Yes. The Arduino can be damaged by more than +5V or by negative voltages.
You can "knock-down" the voltage with a [u]voltage divider[/u] (2 resistors) and you can [u]bias the Arduino's input[/u] at +2.5V so it can read (relatively) negative. You can subtract-out the bias in software.
Depending on the resistor values, the bias circuit will "load" the voltage divider and further reduce the voltage. (Both things can be done together with 3 resistors and a capacitor.)
And in case you don't know this, the peak-to-peak voltage of a sine wave is about 2.8 times RMS, so 8.5VAC RMS will have a "swing" of about -12V to +12V and you'll have to bring that down to a 5V range.
You can’t measure voltages lower than 0v or higher than 5v with the Arduino, and applying such voltages to a pin will damage the chip (unless the current is limited, in which case the protection diodes will keep it between the supply rails - I think it needs to be under 1mA for the protection diodes to stay happy).
If it’s actually AC (ie, going from -8.5 to +8.5), yeah, you need to do something about that - what you need to measure out of it is going to determine how you do this.
If it’s a DC sine wave (going from +0.65 to +8.5) then a simple voltage divider will do the trick.
Hmm. I am not sure what to tell you. I am reading it with my digital multimeter set to AC voltage?
Could I use some sort of a rectifier and voltage divider circuit to convert it to 015 volts D.C.?
If it's a DC sine wave (going from +0.65 to +8.5) then a simple voltage divider will do the trick.
What is a DC sine wave? That's a new one on me.
The voltmeter reads RMS. If you attach an oscilloscope probe you will see the actual waveform, and the peaks will be higher than the reading on the voltmeter.
You can read an AC voltage with an ADC...but...you have to understand what the result is. The reading will be the average during the
sample conversion period. IIRC, the sample period which is between 13 and 260 microseconds (as I read the datasheet). And you will never know where during the waveform you are reading, unless build hardware to synchronize the reading to the waveform (been there, done that).
Welcome to the forum.
Can you please post a copy of your circuit, in CAD or a picture of a hand drawn circuit in jpg, png? Showing how you have your hall effect devices powered and where you are measuring the AC.
What are your devices measuring.
Most DMMs will read a fast varying DC voltage as an AC voltage even though the voltage never goes negative.
What is a DC sine wave?
From the context it's obviously a varying DC voltage, ie by definition one that never changes polarity, but with the shape of a sine wave just biased up into the +ve realm. As soon as there's no crossover it's DC: it's not the shape of the wave that defines AC, but the reversal of polarity.

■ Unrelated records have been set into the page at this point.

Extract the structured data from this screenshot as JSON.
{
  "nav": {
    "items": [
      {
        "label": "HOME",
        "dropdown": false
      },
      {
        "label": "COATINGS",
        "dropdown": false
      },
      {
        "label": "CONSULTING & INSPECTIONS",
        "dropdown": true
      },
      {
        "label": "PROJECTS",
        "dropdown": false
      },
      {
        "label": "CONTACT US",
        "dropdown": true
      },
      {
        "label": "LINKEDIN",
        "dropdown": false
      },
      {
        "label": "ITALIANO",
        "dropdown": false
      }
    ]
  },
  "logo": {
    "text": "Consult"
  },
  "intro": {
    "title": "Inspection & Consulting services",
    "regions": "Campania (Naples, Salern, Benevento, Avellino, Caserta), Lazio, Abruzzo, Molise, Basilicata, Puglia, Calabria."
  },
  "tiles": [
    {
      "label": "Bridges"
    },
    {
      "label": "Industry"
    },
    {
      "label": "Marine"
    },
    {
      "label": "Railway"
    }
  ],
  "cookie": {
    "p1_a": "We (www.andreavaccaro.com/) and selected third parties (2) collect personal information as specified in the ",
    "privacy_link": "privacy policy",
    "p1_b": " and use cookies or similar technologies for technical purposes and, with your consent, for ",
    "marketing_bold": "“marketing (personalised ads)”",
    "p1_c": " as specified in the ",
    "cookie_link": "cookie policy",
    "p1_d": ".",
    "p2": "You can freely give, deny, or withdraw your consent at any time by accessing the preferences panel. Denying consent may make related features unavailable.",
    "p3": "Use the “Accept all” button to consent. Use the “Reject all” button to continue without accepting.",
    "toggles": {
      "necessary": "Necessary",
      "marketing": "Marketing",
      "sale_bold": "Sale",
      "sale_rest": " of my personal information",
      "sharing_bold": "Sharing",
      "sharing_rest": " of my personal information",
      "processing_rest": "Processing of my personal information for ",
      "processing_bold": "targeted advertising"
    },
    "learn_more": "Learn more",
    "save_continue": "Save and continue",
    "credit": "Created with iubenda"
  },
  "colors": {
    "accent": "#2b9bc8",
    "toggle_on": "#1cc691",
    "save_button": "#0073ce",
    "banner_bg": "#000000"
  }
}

This would be an ac sine wave (y=sin x)
And this is dc but still a sine wave (y= sin x + 2)
The reading will be the average during the sample period. IIRC, the sample period which is between 13 and 260 microseconds (as I read the datasheet).
That's the conversion time not the sample time.
The sample time is not given but is presumably less than or equal to one ADC clock tick.
Ok after reading your comments, I did more research and I apologize- I am not reading a hall effect sensor at all but a two wire permanent magnetic inductive sensor which outputs sine wave AC that I have tapped both wires with my digital meter. There isn't a schematic as the sensor creates its own output from its internal coil and interaction of the permanent magnet and a toothed metallic tone ring through induction?
What do you want to compare between the inductive sensors, (they sound like speed sensors)?
From what I understand, I can't feed the input into the arduino to measure frequency or amplitude as the voltage is AC and too high. Let me play with a rectifier and voltage divider or digital frequency to voltage converter and I will get back to you all-
Thanks for the help thus far!